There is a school of thought that claims that the main attraction of video games is the opportunity for reward. (Gosh, I would sound a lot smarter if I could remember where I had heard this idea, wouldn’t I?) We play and keep playing so that we can get our initials put up at the top of the high-score list, or that we can unlock that extra art gallery or just so that people will think we’re cool and like us. There is also a school of thought that believes in games as a medium for narrative expression. The interactivity of games allows authors to tell stories and connect with the reader/player in ways that only Janet Murray has dreamt of. The nice thing about a role-playing game like Breath of Fire: Dragon Quarter is that it gives you plenty to think about no matter which of these theories you subscribe to.

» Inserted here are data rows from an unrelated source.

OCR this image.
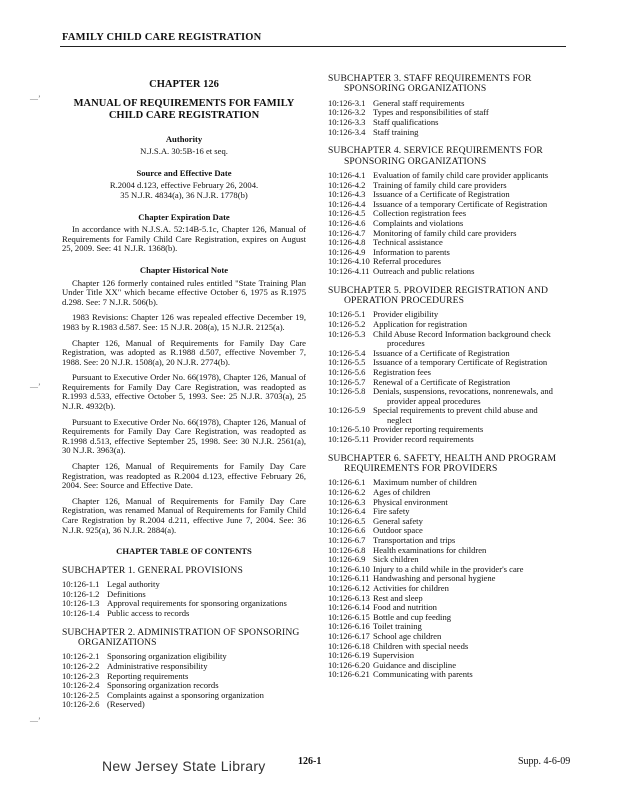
FAMILY CHILD CARE REGISTRATION
—’
—’
—’
CHAPTER 126
MANUAL OF REQUIREMENTS FOR FAMILY
CHILD CARE REGISTRATION
Authority
N.J.S.A. 30:5B-16 et seq.
Source and Effective Date
R.2004 d.123, effective February 26, 2004.
35 N.J.R. 4834(a), 36 N.J.R. 1778(b)
Chapter Expiration Date

In accordance with N.J.S.A. 52:14B-5.1c, Chapter 126, Manual of Requirements for Family Child Care Registration, expires on August 25, 2009. See: 41 N.J.R. 1368(b).

Chapter Historical Note

Chapter 126 formerly contained rules entitled "State Training Plan Under Title XX" which became effective October 6, 1975 as R.1975 d.298. See: 7 N.J.R. 506(b).

1983 Revisions: Chapter 126 was repealed effective December 19, 1983 by R.1983 d.587. See: 15 N.J.R. 208(a), 15 N.J.R. 2125(a).

Chapter 126, Manual of Requirements for Family Day Care Registration, was adopted as R.1988 d.507, effective November 7, 1988. See: 20 N.J.R. 1508(a), 20 N.J.R. 2774(b).

Pursuant to Executive Order No. 66(1978), Chapter 126, Manual of Requirements for Family Day Care Registration, was readopted as R.1993 d.533, effective October 5, 1993. See: 25 N.J.R. 3703(a), 25 N.J.R. 4932(b).

Pursuant to Executive Order No. 66(1978), Chapter 126, Manual of Requirements for Family Day Care Registration, was readopted as R.1998 d.513, effective September 25, 1998. See: 30 N.J.R. 2561(a), 30 N.J.R. 3963(a).

Chapter 126, Manual of Requirements for Family Day Care Registration, was readopted as R.2004 d.123, effective February 26, 2004. See: Source and Effective Date.

Chapter 126, Manual of Requirements for Family Day Care Registration, was renamed Manual of Requirements for Family Child Care Registration by R.2004 d.211, effective June 7, 2004. See: 36 N.J.R. 925(a), 36 N.J.R. 2884(a).

CHAPTER TABLE OF CONTENTS
SUBCHAPTER 1. GENERAL PROVISIONS
10:126-1.1 Legal authority
10:126-1.2 Definitions
10:126-1.3 Approval requirements for sponsoring organizations
10:126-1.4 Public access to records
SUBCHAPTER 2. ADMINISTRATION OF SPONSORING
ORGANIZATIONS
10:126-2.1 Sponsoring organization eligibility
10:126-2.2 Administrative responsibility
10:126-2.3 Reporting requirements
10:126-2.4 Sponsoring organization records
10:126-2.5 Complaints against a sponsoring organization
10:126-2.6 (Reserved)
SUBCHAPTER 3. STAFF REQUIREMENTS FOR
SPONSORING ORGANIZATIONS
10:126-3.1 General staff requirements
10:126-3.2 Types and responsibilities of staff
10:126-3.3 Staff qualifications
10:126-3.4 Staff training
SUBCHAPTER 4. SERVICE REQUIREMENTS FOR
SPONSORING ORGANIZATIONS
10:126-4.1 Evaluation of family child care provider applicants
10:126-4.2 Training of family child care providers
10:126-4.3 Issuance of a Certificate of Registration
10:126-4.4 Issuance of a temporary Certificate of Registration
10:126-4.5 Collection registration fees
10:126-4.6 Complaints and violations
10:126-4.7 Monitoring of family child care providers
10:126-4.8 Technical assistance
10:126-4.9 Information to parents
10:126-4.10 Referral procedures
10:126-4.11 Outreach and public relations
SUBCHAPTER 5. PROVIDER REGISTRATION AND
OPERATION PROCEDURES
10:126-5.1 Provider eligibility
10:126-5.2 Application for registration
10:126-5.3 Child Abuse Record Information background check
procedures
10:126-5.4 Issuance of a Certificate of Registration
10:126-5.5 Issuance of a temporary Certificate of Registration
10:126-5.6 Registration fees
10:126-5.7 Renewal of a Certificate of Registration
10:126-5.8 Denials, suspensions, revocations, nonrenewals, and
provider appeal procedures
10:126-5.9 Special requirements to prevent child abuse and
neglect
10:126-5.10 Provider reporting requirements
10:126-5.11 Provider record requirements
SUBCHAPTER 6. SAFETY, HEALTH AND PROGRAM
REQUIREMENTS FOR PROVIDERS
10:126-6.1 Maximum number of children
10:126-6.2 Ages of children
10:126-6.3 Physical environment
10:126-6.4 Fire safety
10:126-6.5 General safety
10:126-6.6 Outdoor space
10:126-6.7 Transportation and trips
10:126-6.8 Health examinations for children
10:126-6.9 Sick children
10:126-6.10 Injury to a child while in the provider's care
10:126-6.11 Handwashing and personal hygiene
10:126-6.12 Activities for children
10:126-6.13 Rest and sleep
10:126-6.14 Food and nutrition
10:126-6.15 Bottle and cup feeding
10:126-6.16 Toilet training
10:126-6.17 School age children
10:126-6.18 Children with special needs
10:126-6.19 Supervision
10:126-6.20 Guidance and discipline
10:126-6.21 Communicating with parents
New Jersey State Library	126-1	Supp. 4-6-09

Nearly all RPGs combine narrative with the work-to-reward pattern in the same way. The bulk of your time in the game is spent crawling through dungeons, fighting monsters, saving up money for healing items, etc. Even in a game with a truly fun battle system like Dragon Quarter or Grandia, the attraction of playing simply for the sake of watching the characters run around and whack things wears off pretty quickly, and when the average RPG lasts a minimum of thirty hours, you expect a little more for your time than to simply receive a “Level Up!” message every now and again. The reward for putting in all the effort of “playing” an RPG is in the story, or rather in its revelation. By progressing through dungeons and fulfilling whatever conditions the game has set before you, a series of cut-scenes is triggered that tell a little more of the story that the game is set within. The problem that most RPGs have is that the telling of the story is almost completely divorced from the playing of the game, making little connection between the plot and the play, and providing only the flimsiest of motivations for you and your avatars to fight yet another giant slime; at the end of the day, a series of fetch quests do not a moving tale make.

Dragon Quarter actually tries harder than most games to make the story a direct reward of the gameplay, as opposed to just an incidental prize acheived for reaching a certain goal. While the usual treadmill of dungeon-crawling and leveling is still run in the long gap between cutscenes, there are twists that let you know that there’s more happening than what you see. Foremost among these is the meter in the upper-right-hand corner of the screen, which shows the extent to which the main character, Ryu, has been devoured by the dragon power he possesses. The more you use the dragon’s strength (and its use is a very tempting proposition), the closer the meter gets to 100%, and the closer you get to your death. The plot has a fatalist bent as well, revolving around Ryu’s gradual merging with the dragon whose power he calls on as he tries to reach the top levels of his underground civilization before his time (and yours) runs out.

The manner in which the story is revealed is even more interesting: dying and restarting are not only encouraged, they’re required in order to uncover various pieces of the story’s puzzle. As you play through the same areas a second or third time, you reveal more cutscenes, flashbacks, and dialogue. What seems like a chance encounter early in the first playthrough is upon replay seen as the end result of forces set in motion before the game’s events even began. The gradual filling in of gaps in your mental model of the story (and there are a lot of them, especially the first time through) makes the story work in ways that it wouldn’t if it were told linearly, as a film or serial.